L’œuvre de Melody Seiwert tout entière est tournée vers la vulnérabilité et l’impermanence de la vie. Les photographies produites dans le cadre de ses résidences à l’étranger ont été des occasions de mettre son empathie du côté des plus fragiles de ce qui du point de vue de la culture occidentale semble voué à la disparition, les beautés scarifiées au Burkina (2007), les légendes africaines au Cameroun (2010). Son travail photographique au sein de la communauté rom témoigne de sa capacité à être en empathie profonde avec l’autre. Pour cela il faut savoir se donner le temps. Ce ne sont pas des photos de reportage sur un autre peuple qu’on garde loin devant l’objectif. Ce sont des photographies qui rencontrent leur sujet en profondeur, qui savent l’accueillir dans son altérité en même temps que dans cette humanité qui nous relie.

Peut-être est-ce la conscience aigüe de la fragilité de la vie qui s’exprime au moment même où Mélodie Seiwert choisi la photographie comme médium.

Au sein d’un groupe d’artiste proches des actionnistes viennois, elle entreprend ses premiers autoportraits et portraits de corps ligotés ou bâillonnés dans Images intérieures et où dans une expression qui n’échappe pas à la révolte et la colère « le corps est réduit à sa qualité de chair et d’émotion » selon sa propre expression.

Empreintes lumineuses, (1993-96) est une série d’autoportraits où elle relève directement le relief de son visage sans passer par le boîtier photographique. Un travail sur plusieurs années d’étude de son propre visage qui jamais ne se ressemble.
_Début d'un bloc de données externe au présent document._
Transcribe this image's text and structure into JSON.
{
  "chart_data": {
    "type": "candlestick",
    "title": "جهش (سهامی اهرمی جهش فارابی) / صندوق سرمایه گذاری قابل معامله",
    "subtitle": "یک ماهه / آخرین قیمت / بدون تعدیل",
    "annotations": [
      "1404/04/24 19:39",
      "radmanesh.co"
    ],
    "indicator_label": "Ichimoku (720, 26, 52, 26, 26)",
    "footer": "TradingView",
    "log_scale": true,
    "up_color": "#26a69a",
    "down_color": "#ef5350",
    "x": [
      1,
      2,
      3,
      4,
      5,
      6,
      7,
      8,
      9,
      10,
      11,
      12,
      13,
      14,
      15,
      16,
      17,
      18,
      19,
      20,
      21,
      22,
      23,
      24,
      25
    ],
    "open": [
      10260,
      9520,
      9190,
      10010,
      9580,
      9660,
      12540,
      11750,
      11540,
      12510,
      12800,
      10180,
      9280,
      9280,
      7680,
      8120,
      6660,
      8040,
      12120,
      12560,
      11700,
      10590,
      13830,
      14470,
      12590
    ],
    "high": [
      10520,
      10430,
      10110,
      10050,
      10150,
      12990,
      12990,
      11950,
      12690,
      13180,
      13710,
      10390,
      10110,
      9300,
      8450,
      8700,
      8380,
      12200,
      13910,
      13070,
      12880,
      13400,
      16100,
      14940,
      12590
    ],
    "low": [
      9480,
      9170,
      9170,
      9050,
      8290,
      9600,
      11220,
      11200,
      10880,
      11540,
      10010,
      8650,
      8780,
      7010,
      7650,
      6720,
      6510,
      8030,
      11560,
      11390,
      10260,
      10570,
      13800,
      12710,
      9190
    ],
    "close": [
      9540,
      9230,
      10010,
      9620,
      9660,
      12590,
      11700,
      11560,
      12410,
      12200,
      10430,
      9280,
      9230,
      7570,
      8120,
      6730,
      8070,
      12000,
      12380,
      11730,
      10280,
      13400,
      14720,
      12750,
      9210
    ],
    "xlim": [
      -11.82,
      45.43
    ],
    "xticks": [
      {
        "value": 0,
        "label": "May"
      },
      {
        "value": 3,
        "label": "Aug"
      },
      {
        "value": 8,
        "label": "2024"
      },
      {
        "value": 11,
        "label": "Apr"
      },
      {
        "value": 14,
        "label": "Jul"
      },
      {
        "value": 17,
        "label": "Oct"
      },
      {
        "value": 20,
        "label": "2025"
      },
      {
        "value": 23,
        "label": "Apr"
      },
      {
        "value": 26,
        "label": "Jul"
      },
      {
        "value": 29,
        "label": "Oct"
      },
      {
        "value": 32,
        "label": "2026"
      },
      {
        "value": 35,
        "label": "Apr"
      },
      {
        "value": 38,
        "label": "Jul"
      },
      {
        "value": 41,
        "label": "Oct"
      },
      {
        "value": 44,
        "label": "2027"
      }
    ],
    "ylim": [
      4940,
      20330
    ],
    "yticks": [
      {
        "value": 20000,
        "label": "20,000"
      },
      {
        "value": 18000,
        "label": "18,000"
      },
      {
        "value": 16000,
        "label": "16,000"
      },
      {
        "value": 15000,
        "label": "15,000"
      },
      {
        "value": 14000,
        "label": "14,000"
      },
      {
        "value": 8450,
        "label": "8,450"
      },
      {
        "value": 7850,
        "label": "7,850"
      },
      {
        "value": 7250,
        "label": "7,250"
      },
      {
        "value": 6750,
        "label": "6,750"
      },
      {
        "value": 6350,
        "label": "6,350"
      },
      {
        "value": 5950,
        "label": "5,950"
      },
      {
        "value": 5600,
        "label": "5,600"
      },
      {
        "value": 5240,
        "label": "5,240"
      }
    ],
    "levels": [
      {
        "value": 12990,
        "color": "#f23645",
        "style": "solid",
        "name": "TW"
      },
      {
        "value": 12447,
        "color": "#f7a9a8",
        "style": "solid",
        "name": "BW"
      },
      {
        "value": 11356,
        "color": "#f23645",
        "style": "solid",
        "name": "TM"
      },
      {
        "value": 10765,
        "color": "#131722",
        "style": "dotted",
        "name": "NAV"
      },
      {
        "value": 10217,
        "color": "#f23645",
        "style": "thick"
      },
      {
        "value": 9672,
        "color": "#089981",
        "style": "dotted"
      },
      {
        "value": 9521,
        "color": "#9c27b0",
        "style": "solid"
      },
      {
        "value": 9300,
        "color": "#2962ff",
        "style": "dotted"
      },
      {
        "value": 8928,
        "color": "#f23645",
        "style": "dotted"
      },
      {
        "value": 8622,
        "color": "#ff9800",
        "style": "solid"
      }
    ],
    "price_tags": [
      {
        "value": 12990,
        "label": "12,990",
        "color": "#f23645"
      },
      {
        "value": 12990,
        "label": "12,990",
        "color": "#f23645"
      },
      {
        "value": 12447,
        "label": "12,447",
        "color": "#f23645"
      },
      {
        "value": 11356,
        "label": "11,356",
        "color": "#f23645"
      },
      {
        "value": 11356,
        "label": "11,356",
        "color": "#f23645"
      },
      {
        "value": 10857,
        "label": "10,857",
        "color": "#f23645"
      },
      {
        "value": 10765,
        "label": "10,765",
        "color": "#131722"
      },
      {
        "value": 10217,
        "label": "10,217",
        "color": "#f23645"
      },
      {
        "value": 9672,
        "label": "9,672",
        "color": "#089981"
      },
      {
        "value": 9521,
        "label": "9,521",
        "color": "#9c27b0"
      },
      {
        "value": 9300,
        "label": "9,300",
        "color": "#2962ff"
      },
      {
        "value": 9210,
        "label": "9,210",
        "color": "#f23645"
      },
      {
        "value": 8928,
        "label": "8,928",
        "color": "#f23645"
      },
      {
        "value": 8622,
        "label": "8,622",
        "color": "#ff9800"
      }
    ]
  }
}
La lente mue des fleurs qu’elle continue de développer actuellement s’inscrit dans cette même démarche fondamentale. Avec la distance que lui donne le végétal, avec l’humilité d’un long cheminement artistique et la force de la persévérance et d’un élan créatif insatiable, ces photographies aujourd’hui sont une façon de réconcilier l’expressionnisme avec la beauté.

La série Éloge du temps (2012), dessinait déjà grâce à la technique primitive du sténopé, des paysages éthérés comme des apparitions fragiles et éphémères.

Son geste photographique est une profession de foi ; la photographie permet d’accéder à un monde invisible dont il nous suffit de prendre conscience. La beauté est là, autour de nous, une fois que nous le savons, nous devons en tenir compte dans notre façon d’être au monde. Là est la clé ; la source toujours vive et inspirante du travail de Mélody Seiwert, l’origine de sa nécessité.